QI’ve noticed that on most websites the text in the address bar at the top of the browser starts with ‘http’. However, on plenty of sites I visit it’s sometimes ‘https’. Even though I’m 75, I’m basically a computing neophyte, and I don’t know the difference. Should I prefer one over the other?
AIt’s not often that we can answer a question with single word but here we can – and that word is ‘secure’. That’s literally what the ‘s’ stands for (Hypertext Transfer Protocol Secure, versus the insecure Hypertext Transfer Protocol). Specifically, it means that information sent from or to an https website is encrypted before it leaves either end. So, even if the transmission is intercepted somewhere along the line, all the eavesdropper will see is scrambled data that’s practically impossible to decipher.
That’s why any trustworthy website that deals in or requests your personal information will use a secure (https) page.
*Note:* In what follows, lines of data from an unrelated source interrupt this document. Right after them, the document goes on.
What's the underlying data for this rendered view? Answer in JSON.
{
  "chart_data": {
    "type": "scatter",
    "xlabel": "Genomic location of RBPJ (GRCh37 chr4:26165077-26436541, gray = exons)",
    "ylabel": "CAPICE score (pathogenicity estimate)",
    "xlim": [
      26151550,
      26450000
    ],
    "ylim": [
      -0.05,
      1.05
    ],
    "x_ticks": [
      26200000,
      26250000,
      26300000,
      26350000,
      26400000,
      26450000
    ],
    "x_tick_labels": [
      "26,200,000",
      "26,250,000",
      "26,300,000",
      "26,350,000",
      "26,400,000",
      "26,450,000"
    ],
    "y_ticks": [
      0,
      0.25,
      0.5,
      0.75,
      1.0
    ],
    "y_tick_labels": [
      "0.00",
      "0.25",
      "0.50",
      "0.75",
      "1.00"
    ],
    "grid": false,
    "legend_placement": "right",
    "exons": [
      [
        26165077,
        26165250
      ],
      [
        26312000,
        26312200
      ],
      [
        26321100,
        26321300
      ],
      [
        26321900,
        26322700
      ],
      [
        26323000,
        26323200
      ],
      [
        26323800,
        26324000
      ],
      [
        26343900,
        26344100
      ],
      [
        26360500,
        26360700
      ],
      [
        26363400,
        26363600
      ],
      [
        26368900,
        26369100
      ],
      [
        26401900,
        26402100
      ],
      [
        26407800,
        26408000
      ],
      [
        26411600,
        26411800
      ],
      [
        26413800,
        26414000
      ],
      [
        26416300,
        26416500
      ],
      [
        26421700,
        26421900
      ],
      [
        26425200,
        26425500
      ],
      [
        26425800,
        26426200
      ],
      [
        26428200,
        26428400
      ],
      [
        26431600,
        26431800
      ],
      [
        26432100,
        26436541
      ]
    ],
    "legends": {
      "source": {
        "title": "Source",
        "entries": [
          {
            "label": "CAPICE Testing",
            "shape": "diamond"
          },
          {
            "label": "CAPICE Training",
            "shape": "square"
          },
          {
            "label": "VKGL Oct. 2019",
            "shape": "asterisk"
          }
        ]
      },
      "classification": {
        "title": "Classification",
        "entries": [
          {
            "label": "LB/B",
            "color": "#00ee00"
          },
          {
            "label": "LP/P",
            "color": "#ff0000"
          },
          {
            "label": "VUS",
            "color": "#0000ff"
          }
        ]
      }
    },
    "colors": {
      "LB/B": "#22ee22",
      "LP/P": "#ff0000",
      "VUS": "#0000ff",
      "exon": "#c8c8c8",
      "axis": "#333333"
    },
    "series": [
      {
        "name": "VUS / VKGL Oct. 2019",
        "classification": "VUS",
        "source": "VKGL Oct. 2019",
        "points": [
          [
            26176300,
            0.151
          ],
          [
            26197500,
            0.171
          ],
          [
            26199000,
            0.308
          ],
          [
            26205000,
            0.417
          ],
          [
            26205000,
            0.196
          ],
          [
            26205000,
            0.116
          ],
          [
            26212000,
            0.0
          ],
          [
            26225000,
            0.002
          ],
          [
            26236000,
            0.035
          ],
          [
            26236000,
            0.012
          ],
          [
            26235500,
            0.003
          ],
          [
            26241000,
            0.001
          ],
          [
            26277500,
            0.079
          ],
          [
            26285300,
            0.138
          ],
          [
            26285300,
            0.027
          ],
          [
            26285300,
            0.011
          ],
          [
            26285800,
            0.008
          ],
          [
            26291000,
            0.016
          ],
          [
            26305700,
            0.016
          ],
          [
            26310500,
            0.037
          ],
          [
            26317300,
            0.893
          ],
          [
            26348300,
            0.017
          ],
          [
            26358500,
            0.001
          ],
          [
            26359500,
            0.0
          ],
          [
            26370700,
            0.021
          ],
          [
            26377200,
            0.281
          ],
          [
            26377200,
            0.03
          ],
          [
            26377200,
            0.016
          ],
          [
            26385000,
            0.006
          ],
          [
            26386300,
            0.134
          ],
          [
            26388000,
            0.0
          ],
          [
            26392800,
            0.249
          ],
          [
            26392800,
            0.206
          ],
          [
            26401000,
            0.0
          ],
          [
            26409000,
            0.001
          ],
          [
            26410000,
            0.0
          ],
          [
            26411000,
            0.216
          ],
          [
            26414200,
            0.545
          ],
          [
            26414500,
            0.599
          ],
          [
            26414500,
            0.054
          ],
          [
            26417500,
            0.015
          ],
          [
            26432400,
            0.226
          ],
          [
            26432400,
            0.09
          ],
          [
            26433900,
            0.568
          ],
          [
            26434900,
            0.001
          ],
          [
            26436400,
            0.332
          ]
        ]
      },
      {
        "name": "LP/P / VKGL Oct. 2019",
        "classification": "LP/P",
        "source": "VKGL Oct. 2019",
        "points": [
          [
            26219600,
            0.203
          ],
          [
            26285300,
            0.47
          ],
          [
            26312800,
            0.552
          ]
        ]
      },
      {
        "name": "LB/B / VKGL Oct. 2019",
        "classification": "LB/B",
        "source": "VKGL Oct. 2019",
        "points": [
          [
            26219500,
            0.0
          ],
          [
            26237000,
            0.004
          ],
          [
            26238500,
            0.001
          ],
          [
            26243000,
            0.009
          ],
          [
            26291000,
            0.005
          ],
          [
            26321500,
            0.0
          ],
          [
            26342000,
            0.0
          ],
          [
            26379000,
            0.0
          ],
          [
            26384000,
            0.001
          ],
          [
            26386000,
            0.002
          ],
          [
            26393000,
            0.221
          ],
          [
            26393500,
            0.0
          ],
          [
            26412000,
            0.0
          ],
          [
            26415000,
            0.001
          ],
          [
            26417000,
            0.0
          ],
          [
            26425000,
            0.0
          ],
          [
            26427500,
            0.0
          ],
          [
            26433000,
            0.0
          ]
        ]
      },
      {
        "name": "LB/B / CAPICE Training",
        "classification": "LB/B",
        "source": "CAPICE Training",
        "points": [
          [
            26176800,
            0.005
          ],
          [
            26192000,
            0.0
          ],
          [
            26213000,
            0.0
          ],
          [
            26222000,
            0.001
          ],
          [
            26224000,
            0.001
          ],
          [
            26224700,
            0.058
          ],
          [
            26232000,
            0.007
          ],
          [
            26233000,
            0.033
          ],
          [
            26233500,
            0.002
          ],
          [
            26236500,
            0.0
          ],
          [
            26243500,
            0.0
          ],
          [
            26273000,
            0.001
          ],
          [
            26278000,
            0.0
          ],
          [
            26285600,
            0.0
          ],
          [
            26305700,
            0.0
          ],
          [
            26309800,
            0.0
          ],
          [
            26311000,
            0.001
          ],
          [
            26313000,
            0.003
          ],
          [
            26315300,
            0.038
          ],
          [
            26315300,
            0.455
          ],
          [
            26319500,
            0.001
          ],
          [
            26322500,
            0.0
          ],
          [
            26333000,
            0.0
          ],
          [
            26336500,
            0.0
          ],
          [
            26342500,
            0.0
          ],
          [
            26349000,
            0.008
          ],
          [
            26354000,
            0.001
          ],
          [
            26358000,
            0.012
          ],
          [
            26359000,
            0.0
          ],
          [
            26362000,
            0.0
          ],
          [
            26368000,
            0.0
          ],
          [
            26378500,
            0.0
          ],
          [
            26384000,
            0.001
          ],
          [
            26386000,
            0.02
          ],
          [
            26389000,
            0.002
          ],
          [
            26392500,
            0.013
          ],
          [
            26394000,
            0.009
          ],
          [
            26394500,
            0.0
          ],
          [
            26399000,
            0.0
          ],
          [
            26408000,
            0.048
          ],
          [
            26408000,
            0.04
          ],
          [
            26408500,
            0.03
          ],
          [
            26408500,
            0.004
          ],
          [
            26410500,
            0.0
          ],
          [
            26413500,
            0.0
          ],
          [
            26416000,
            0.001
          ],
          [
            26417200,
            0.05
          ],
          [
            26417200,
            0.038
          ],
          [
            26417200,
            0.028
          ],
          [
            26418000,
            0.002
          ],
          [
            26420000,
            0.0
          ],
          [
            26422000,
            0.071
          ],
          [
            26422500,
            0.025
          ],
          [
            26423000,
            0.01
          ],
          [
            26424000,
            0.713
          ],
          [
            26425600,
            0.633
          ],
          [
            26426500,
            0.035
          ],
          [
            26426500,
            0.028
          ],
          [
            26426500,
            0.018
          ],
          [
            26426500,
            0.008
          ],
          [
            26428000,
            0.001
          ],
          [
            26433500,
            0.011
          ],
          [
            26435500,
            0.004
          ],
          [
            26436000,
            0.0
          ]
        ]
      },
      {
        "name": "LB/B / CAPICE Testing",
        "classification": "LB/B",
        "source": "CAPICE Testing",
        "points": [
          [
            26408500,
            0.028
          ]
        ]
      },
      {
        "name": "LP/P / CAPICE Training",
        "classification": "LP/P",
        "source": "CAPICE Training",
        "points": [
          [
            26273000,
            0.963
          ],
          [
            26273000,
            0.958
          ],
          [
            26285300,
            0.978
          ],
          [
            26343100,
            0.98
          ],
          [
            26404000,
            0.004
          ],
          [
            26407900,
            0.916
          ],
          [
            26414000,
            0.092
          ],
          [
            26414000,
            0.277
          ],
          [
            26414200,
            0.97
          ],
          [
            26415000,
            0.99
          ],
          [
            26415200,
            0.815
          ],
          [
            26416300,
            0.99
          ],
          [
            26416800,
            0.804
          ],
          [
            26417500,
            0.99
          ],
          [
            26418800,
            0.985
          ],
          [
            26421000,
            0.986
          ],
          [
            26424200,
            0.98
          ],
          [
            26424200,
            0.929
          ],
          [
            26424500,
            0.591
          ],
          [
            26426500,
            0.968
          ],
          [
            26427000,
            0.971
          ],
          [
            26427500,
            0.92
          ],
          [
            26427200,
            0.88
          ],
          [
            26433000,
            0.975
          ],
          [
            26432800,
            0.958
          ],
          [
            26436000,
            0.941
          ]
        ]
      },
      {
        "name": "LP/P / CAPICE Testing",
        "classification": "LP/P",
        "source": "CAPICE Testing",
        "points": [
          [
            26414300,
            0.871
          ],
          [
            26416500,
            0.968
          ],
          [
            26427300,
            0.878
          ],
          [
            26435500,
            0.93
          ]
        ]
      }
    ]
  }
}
Depending on your browser, a secure connection is indicated by a padlock icon next to the website address, green highlighting of the ‘https’ part of the URL, the word ‘Secure’ or any combination of the three.
With this knowledge you might wonder why all websites don’t use https. There are actually several reasons why that’s the case. A key factor is that the security certificates required to provide an https connection are not free, or cheap. While big firms and banks are more than able to shoulder this cost, that’s obviously not true for, say, a small-time blogger or local-news site. Nor is a secure connection terribly important for these kinds of sites, as they tend not to ask for personal information.
There’s also a lesser problem of speed. In some scenarios your web browser might not be able to cache an https page — meaning it has to reload everything on it every time you visit. As broadband speeds get ever faster this won’t be a concern, and we expect that eventually almost all websites will use https.